Ophthalmology | 1995
W. Sanderson Grizzard; George F. Hilton; Mark E. Hammer; Douglas Taren; Daniel A. Brinton
BACKGROUND Pneumatic retinopexy is a procedure for reattaching the retina by injecting an expanding gas bubble and using either laser or cryopexy. The procedure is controversial because there may be a lower initial success rate, and intraocular gas may increase the risk of proliferative vitreoretinopathy. METHODS The authors performed a retrospective review of 107 unpublished consecutive cases of pneumatic retinopexy together with a literature review of 25 statistical series with primary attention to failures. Univariate and multivariate analyses were carried out on the data set, and adjusted odds ratios for risk factors associated with failure were calculated using logistic regression. RESULTS Initially, 74 (69%) of 107 patients had successful results, and with re-operations the success rate increased to 98%. Failure of the procedure to achieve retinal reattachment occurred soon after the initial procedure, with 86% of recorded failures occurring within the first month.
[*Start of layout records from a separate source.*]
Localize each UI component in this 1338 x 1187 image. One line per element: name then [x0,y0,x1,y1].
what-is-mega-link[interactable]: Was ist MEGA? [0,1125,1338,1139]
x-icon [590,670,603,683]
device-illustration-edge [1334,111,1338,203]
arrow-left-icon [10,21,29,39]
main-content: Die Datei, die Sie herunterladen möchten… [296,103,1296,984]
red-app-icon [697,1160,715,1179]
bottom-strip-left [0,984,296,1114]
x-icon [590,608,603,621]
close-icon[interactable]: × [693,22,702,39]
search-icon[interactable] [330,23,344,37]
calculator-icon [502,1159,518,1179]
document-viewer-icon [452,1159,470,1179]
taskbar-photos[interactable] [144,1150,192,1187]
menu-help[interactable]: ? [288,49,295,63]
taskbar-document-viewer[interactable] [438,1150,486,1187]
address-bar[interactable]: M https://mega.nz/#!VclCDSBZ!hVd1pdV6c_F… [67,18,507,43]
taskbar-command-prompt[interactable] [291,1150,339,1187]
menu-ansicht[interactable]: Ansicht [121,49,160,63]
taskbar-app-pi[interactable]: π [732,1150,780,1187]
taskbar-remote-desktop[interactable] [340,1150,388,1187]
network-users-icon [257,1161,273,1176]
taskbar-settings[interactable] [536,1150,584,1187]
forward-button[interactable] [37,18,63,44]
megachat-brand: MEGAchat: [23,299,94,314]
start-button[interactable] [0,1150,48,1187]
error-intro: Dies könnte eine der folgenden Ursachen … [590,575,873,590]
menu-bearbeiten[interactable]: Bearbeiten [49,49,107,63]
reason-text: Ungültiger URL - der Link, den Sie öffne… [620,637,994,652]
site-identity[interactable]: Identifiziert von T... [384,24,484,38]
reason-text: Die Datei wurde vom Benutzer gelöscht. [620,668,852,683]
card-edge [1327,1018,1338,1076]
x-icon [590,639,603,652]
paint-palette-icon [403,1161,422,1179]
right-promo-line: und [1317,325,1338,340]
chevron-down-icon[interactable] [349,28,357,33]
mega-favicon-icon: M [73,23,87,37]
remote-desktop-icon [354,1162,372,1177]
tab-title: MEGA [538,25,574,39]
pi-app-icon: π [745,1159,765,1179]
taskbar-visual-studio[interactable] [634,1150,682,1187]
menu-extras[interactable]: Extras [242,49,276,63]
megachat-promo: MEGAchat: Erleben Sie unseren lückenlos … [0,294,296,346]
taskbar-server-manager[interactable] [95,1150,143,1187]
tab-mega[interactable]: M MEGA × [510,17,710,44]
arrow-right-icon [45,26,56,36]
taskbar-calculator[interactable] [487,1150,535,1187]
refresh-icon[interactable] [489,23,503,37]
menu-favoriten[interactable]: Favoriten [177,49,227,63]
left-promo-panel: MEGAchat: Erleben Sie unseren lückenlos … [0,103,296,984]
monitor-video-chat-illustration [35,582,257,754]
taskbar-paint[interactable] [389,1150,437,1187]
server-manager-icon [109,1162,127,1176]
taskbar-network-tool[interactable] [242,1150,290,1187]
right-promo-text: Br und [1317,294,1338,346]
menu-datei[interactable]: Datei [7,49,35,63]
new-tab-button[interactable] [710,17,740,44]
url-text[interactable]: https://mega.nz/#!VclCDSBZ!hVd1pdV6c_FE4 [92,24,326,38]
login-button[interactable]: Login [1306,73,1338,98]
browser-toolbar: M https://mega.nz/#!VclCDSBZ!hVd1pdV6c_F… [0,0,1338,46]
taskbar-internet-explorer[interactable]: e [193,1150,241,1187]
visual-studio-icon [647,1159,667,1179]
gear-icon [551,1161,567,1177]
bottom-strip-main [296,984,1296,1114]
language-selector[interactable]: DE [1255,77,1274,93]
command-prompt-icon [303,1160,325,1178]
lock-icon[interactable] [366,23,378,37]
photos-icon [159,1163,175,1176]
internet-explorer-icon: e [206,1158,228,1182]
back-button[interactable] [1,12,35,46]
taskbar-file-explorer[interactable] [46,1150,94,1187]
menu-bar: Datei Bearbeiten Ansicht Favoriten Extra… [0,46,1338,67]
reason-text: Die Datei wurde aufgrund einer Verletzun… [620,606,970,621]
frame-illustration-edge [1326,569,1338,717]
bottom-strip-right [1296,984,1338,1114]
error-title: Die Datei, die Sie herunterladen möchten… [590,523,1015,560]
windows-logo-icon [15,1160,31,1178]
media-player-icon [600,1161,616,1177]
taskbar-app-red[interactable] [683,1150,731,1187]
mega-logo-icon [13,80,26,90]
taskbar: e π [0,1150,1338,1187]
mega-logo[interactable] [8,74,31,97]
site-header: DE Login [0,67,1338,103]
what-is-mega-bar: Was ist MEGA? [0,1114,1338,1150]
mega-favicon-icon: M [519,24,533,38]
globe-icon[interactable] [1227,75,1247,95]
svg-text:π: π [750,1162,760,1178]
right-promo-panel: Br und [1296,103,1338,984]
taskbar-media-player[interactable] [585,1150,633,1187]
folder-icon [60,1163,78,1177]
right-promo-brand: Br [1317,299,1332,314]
The initial cause of failure was new or missed breaks in 14.9%, reopened initial breaks in 11.2%, and breaks never closed in 4.6%. Risk factors that showed a correlation with failure were patients being male (adjusted odds ratio = 2.65), eyes with preoperative visual acuity worse than 20/50 (adjusted odds ratio = 1.21), eyes with four quadrants of retinal detachment or total detachment (adjusted odds ratio = 2.03), aphakic or pseudophakic eyes (adjusted odds ratio = 1.91), and eyes with additional pathologic findings (adjusted odds ratio = 3.14). Poor visual outcome was associated with initial visual acuity less than 20/50 (adjusted odds ratio = 15.7) and eyes with four quadrants of retinal detachment or total detachment (adjusted odds ratio = 5.01). CONCLUSIONS Failures of pneumatic retinopexy occur early in the postoperative course. Factors known to be associated with failure of retinal reattachment using scleral buckling also were associated with failure in pneumatic retinopexy. A higher success rate in females was noted, suggesting that educational efforts may need to be greater in males. Poorer visual results occurred in patients with poor initial vision and in eyes with four quadrants of retinal detachment or total detachments.